« Non, je ne peux pas vous prendre. Votre chien va salir mes sièges. » Des phrases comme celle-ci, Thibaut de Martimprey, trentenaire non-voyant, en entend très régulièrement. Client quasi quotidien des taxis et VTC parisiens – notamment pour plus de confort, lié à son handicap –, il est fréquemment victime de refus de prise en charge par certains chauffeurs. La raison ? La présence de son chien guide, Todd. Sans elle, Thibaut aurait beaucoup de mal à déplacer et ainsi à mener une vie « normale » de jeune entrepreneur. « Elle me fait éviter des obstacles. Elle sait trouver les portes, les escaliers, les sièges libres dans le métro… »
Nous l'avons suivi, le temps d'une journée, pour constater cette douloureuse réalité. Ce reportage est à retrouver en vidéo ci-contre mais aussi sur Handicap.live et les réseaux sociaux de Handicap.fr.

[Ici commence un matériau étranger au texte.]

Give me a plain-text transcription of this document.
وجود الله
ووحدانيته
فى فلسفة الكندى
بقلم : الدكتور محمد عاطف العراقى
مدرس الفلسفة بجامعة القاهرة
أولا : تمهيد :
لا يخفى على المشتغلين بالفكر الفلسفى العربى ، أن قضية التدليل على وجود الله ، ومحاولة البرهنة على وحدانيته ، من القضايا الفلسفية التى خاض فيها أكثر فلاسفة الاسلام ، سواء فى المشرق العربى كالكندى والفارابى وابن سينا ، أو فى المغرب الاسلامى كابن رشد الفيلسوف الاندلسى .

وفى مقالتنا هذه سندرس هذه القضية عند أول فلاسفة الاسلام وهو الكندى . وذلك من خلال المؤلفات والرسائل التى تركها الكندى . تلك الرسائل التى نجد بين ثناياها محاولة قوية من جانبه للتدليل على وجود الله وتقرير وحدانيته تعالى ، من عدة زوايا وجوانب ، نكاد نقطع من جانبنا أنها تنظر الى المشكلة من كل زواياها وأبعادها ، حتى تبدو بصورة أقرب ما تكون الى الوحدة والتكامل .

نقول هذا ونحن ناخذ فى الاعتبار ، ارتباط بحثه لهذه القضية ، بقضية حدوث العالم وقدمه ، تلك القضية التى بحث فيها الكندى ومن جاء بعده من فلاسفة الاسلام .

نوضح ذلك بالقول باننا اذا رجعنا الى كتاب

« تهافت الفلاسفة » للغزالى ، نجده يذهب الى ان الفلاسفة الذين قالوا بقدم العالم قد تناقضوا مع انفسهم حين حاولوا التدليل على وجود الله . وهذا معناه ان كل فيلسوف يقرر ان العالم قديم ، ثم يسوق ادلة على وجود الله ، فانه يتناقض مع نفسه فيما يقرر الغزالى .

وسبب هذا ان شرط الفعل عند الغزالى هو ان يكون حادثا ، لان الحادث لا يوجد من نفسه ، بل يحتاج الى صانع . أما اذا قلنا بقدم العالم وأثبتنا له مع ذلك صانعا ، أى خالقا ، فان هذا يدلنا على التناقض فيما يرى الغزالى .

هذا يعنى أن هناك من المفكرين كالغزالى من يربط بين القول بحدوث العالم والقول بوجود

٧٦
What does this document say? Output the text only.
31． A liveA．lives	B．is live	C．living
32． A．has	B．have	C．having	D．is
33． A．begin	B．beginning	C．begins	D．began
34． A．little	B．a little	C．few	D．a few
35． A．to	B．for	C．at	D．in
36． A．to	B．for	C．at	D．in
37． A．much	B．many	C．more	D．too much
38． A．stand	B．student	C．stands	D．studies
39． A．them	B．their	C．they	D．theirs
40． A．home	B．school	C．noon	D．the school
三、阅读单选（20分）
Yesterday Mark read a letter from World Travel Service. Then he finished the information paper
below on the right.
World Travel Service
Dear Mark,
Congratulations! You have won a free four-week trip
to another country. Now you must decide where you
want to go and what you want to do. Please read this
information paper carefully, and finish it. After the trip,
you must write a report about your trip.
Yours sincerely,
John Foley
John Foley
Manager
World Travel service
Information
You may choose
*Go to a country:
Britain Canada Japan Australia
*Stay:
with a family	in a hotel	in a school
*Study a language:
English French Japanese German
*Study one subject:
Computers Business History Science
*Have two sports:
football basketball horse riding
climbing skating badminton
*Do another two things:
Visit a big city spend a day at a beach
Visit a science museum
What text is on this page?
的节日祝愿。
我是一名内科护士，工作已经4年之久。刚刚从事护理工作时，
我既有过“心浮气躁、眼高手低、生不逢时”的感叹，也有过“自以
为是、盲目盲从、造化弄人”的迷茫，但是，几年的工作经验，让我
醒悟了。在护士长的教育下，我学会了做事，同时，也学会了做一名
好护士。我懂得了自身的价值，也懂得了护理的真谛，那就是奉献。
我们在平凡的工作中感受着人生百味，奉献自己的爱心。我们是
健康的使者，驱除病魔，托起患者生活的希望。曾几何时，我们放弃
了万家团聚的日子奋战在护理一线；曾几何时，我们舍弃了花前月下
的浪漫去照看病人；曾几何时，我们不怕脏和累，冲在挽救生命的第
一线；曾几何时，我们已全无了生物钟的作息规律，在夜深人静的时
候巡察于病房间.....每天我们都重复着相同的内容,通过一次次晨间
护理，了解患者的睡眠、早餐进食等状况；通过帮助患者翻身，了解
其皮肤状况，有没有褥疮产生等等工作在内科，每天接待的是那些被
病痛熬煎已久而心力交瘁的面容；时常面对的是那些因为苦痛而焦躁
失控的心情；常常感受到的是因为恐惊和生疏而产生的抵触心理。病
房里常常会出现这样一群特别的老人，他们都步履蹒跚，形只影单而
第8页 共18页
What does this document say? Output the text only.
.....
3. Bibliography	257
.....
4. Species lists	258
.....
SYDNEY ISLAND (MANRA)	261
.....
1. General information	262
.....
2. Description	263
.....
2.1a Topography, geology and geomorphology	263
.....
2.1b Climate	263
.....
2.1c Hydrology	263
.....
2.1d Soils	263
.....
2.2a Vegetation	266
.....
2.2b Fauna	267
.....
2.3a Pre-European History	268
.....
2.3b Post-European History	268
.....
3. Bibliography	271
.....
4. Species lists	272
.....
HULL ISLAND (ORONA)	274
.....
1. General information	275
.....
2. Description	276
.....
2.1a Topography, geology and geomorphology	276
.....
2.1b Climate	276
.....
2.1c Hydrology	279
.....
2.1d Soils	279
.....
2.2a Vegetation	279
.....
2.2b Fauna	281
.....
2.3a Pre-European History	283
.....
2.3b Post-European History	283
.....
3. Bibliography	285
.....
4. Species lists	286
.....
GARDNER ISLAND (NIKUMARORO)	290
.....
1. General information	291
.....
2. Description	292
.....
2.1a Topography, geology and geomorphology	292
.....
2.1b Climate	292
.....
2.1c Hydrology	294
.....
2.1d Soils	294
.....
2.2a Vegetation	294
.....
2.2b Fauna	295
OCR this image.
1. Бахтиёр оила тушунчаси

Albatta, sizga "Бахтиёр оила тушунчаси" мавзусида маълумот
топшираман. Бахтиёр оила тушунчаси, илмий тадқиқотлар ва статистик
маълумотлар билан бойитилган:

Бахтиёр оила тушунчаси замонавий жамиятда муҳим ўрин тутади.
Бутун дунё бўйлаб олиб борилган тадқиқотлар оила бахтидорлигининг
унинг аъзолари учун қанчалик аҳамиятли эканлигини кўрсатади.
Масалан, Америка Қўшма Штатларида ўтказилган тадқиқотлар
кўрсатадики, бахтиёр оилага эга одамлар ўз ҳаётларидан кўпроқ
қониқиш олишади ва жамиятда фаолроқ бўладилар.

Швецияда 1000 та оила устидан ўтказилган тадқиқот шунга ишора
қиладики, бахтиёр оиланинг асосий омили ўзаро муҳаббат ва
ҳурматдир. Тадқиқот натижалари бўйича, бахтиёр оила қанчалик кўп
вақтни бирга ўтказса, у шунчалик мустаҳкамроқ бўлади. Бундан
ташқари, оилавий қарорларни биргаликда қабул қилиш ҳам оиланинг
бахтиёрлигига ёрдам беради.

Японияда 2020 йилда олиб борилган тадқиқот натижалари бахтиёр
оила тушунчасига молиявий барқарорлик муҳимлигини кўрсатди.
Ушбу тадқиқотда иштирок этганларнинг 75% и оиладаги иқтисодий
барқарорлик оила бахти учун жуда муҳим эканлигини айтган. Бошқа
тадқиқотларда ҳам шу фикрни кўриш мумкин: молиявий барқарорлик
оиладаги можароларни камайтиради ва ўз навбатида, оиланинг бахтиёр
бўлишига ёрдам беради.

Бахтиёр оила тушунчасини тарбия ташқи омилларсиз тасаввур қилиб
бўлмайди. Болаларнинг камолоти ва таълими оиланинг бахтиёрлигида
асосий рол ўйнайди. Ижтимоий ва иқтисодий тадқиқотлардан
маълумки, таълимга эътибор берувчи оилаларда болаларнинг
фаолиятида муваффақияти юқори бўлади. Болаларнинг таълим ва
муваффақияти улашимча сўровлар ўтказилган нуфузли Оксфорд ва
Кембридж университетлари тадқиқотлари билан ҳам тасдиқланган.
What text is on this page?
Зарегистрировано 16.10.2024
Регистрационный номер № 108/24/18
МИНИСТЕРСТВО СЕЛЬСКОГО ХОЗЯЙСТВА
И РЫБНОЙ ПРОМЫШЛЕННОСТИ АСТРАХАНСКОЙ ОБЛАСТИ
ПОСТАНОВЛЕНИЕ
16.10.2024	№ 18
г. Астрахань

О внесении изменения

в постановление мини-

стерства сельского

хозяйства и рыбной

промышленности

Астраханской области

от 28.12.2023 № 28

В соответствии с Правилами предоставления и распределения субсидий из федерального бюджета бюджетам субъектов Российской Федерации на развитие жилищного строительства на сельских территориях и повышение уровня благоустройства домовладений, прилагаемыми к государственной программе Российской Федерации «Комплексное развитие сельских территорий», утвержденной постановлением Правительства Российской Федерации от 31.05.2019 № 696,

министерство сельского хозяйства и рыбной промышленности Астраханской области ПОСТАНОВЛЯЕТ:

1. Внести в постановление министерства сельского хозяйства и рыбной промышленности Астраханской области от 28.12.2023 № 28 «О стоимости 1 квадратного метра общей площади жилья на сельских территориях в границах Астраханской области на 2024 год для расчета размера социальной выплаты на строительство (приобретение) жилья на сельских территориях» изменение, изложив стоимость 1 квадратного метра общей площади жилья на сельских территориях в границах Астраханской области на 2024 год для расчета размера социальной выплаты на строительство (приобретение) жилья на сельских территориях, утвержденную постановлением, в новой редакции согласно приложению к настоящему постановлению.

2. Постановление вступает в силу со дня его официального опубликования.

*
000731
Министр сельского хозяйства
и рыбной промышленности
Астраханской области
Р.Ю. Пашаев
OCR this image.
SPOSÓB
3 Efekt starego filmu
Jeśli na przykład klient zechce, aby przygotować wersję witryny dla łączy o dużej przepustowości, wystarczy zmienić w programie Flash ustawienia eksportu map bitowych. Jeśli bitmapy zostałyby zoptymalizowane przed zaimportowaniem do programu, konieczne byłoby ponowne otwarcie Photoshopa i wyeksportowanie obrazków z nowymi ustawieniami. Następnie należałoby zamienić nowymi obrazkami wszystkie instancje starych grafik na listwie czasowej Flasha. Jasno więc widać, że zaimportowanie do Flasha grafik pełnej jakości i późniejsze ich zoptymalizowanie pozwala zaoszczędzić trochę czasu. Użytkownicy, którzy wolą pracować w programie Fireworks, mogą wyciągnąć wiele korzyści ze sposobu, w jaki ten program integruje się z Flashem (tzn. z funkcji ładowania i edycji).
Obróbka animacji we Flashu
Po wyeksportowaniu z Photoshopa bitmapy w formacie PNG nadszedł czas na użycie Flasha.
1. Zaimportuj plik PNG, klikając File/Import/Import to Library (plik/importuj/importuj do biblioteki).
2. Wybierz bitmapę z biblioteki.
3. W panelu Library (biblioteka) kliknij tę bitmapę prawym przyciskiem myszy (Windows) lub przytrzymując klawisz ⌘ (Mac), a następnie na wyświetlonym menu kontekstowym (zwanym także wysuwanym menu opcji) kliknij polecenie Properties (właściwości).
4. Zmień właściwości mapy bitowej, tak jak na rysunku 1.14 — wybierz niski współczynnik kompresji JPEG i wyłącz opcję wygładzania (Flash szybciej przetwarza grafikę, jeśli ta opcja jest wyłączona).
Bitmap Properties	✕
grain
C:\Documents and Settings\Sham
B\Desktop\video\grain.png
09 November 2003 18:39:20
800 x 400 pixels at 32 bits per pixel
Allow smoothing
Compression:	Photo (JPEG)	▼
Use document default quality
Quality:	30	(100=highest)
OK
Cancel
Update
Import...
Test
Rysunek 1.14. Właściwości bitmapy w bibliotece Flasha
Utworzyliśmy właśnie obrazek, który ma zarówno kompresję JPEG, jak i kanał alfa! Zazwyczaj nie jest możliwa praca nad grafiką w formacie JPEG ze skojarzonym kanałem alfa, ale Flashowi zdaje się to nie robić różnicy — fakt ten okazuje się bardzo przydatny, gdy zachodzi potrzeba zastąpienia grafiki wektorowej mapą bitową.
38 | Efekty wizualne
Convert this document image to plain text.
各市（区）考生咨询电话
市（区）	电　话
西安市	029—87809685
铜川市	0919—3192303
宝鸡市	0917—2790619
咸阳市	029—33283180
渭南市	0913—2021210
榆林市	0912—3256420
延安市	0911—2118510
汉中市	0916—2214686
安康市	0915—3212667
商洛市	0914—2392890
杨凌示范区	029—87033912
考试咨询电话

« Peur de salir la voiture »
« Certains jours ça va, et puis d'autres, quand on est pressé bizarrement, c'est là que les difficultés s'accumulent... », déplore le jeune homme. Parfois, c'est un refus catégorique ou un échange un peu animé qui nécessite de négocier durant de longues minutes. Les arguments avancés sont variés : « la peur du chien », « la crainte de mouiller ou de salir », ou encore des motifs confessionnels. Pourtant, la réglementation est claire à ce sujet.
Une amende de 150 à 450 euros
Selon, la Délégation ministérielle à l'Accessibilité, « refuser l'accès à un lieu ouvert au public ou à un type de transport (un taxi par exemple) à une personne accompagnée d'un chien guide d'aveugle ou d'assistance, que ce soit pour des raisons confessionnelles, par crainte de l'animal ou qu'il salisse, est un délit qui peut être verbalisé par une amende allant de 150 à 450 euros. Certains corps de métiers peuvent également passer devant une commission disciplinaire, laquelle décidera de la sanction donnée au contrevenant ».
Renforcer la sensibilisation
« Manifestement, ces chauffeurs ne sont pas au courant de la loi ou n'ont pas suivi les formations », observe Thibaut, qui tient à préciser que le chien guide est « extrêmement bien éduqué, très obéissant, très propre. La mienne reste constamment à mes pieds ». D'après lui, il faudrait améliorer la sensibilisation à ce sujet mais aussi renforcer les sanctions : « Malheureusement, en France, comme dans d'autres pays, ce qui marche, c'est la carotte et le bâton. Ce qu'on souhaiterait, c'est vraiment avoir une jurisprudence pour condamner un chauffeur de taxi, un chauffeur de VTC, un restaurateur qui refuse l'accès ».
Réponse de la ministre
Alertée en octobre 2024 sur le sujet par l'athlète déficient visuel Timothée Adolphe, la ministre en charge du Handicap, Charlotte Parmentier-Lecocq, a déclaré sur X avoir « reçu plusieurs signalements de personnes en situation de handicap se faisant refuser l'accès à des taxis ou VTC ». Des faits qu'elle qualifie d'« inacceptables » et qui « contreviennent aux principes de la loi de 2005 ». Et d'ajouter : « Tolérance zéro avec ces discriminations qui font honte à la France ! ». Depuis, aucune annonce officielle n'a été réitérée.
Des initiatives pour former les chauffeurs
Quelques initiatives émergent tout de même pour tenter de changer la donne. En juillet 2023, Uber France lançait par exemple un plan d'action visant à « améliorer l'expérience des passagers en situation de handicap » (VTC: un plan pour améliorer l'accès aux passagers handicapés). Il comprend notamment une vidéo de sensibilisation obligatoire à destination des chauffeurs, qui rappelle qu'un « chien guide n'est pas un animal de compagnie ».